Very interesting topic and I was waiting someone to raise this issue for so long. Yes, I totally agree with ur opinion. I'm in a low-rank govt servant too and I'm having same difficultly. I'm a technical asst. (asst. engineer in private sector term), but my income is almost similar as technician level. But for engineer level the salary is much different. I already finish my part time degree and now waiting for the engineer post, if after a year still can't get it I'll definately leave govt job and join private sector which can pay me more than double of my current salary.
I did the 9MP budget before for my department and I can see very clear, 9MP is worst than 8MP. I'm here not only saying for low-rank govt servants, but is for everyone.

19/9/06 15:19  
Blogger Maverick SM said...

I agree with you, but with reservation.

I had a friend who is a police detective and had a law degree.
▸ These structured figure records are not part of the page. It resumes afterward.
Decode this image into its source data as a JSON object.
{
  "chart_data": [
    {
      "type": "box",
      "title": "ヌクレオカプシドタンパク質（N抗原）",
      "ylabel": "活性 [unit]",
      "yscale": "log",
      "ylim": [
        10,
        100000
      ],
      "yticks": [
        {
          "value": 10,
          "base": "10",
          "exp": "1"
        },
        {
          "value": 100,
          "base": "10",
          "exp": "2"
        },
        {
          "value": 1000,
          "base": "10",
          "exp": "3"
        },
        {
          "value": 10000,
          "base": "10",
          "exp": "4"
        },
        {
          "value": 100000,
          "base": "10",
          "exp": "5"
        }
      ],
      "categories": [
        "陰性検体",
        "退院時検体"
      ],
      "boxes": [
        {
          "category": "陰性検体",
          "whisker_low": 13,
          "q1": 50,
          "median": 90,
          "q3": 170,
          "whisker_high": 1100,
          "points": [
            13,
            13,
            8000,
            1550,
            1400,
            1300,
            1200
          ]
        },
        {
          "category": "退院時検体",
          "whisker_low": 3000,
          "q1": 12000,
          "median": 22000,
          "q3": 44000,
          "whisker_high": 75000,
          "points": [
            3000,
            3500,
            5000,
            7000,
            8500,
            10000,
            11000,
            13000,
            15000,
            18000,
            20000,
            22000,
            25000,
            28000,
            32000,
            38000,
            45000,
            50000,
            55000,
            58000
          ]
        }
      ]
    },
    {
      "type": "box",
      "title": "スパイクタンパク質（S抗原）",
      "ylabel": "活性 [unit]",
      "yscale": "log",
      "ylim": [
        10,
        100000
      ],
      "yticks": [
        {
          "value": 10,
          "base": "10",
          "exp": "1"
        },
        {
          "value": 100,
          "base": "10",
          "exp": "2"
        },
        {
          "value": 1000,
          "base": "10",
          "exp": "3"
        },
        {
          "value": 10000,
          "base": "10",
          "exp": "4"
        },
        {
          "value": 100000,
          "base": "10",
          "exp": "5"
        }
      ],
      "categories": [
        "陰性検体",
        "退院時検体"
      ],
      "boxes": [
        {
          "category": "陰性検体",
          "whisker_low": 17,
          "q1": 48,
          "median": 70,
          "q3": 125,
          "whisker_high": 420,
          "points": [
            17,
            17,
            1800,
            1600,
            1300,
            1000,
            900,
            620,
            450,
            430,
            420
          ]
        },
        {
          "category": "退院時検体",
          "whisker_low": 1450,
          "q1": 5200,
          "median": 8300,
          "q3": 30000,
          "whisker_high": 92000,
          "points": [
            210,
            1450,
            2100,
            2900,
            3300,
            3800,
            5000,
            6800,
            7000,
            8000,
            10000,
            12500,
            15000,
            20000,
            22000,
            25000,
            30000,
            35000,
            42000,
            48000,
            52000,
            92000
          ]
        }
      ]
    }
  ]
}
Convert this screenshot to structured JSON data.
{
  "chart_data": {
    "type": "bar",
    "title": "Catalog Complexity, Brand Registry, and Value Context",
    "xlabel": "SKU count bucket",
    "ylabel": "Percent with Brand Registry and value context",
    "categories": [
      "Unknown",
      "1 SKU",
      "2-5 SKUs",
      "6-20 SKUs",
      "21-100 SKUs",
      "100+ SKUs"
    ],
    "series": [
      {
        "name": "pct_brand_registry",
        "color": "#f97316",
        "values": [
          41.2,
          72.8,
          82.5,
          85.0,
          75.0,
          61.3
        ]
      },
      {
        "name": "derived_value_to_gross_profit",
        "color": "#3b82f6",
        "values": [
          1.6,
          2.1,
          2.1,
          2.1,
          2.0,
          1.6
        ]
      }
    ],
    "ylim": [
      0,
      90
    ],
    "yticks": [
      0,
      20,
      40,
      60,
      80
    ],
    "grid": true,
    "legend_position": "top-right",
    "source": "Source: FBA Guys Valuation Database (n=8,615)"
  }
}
I asked him why can't he resign and join a law firm of which he can earned higher salary. His frank answer: Power... and power can do more than what an ordinary employee earns [period].

Have you seen inspectors whose salary is $1,000-$2,000 driving Honda Accord worth $180,000; living in semi-D and have 2-3 wifes? Quite many.

Go and do a survey and find out the constables livelihood...you may be surprised or you could have anticipated.

Again I repeat; those with higher qualification could have sought better career opportunities in the corporate world; they chose not to, for reasons esoteric.

19/9/06 20:36  
Blogger Helen said...

Yes, it's mind boggling but I guess working with the garmen has its perks. How else can you explain why being on the payroll of Putrajaya is every school leaver (of certain race) wishlist? Especially those in the SPM and STPM level.

I asked a lady clerk once when she quit her higher paying private sector job to join Putra jaya.. The answer? "Kurang stress"

19/9/06 21:09  
Blogger H J Angus said...

The low salary mentioned is only one aspect.

I think some of them get police quarters with free(?) water and electricity.

The cost of government servants from be studied from a holistic approach not just based on basic salary.

One item that adds much to government cost is pensions and some extend the costs of paying pensions when they marry much younger second and third and fourth wives that result in a young widow that can draw the pension for many years if she does not remarry.

It would be good if the IGP also mentions the steps being taken to implement the IPCMC.

19/9/06 22:29  
Blogger Wormie said...

I find the pay ridiculous. With such low pay, how do they support themselves and their families? No wonder, kopi money is rampant.

Taken together with teachers who do not give their best when teaching in school, only to hold back for their tuition class, something is very wrong.

20/9/06 12:44  
Blogger PabloPabla said...

I think we need to differentiate the various issues that can crop up here. On the issue of whether the police (or civil servants) are being paid too lowly (starting pay and salary scale in general), I think they are. It is high time to review their salaries. Whether they perform or not is another issue altogether. Whilst there are the dishonest civil servants around, I am sure there is at least one honest and hardworking civil servant who deserves to be paid reasonably according to current standards. We are already in the year 2006.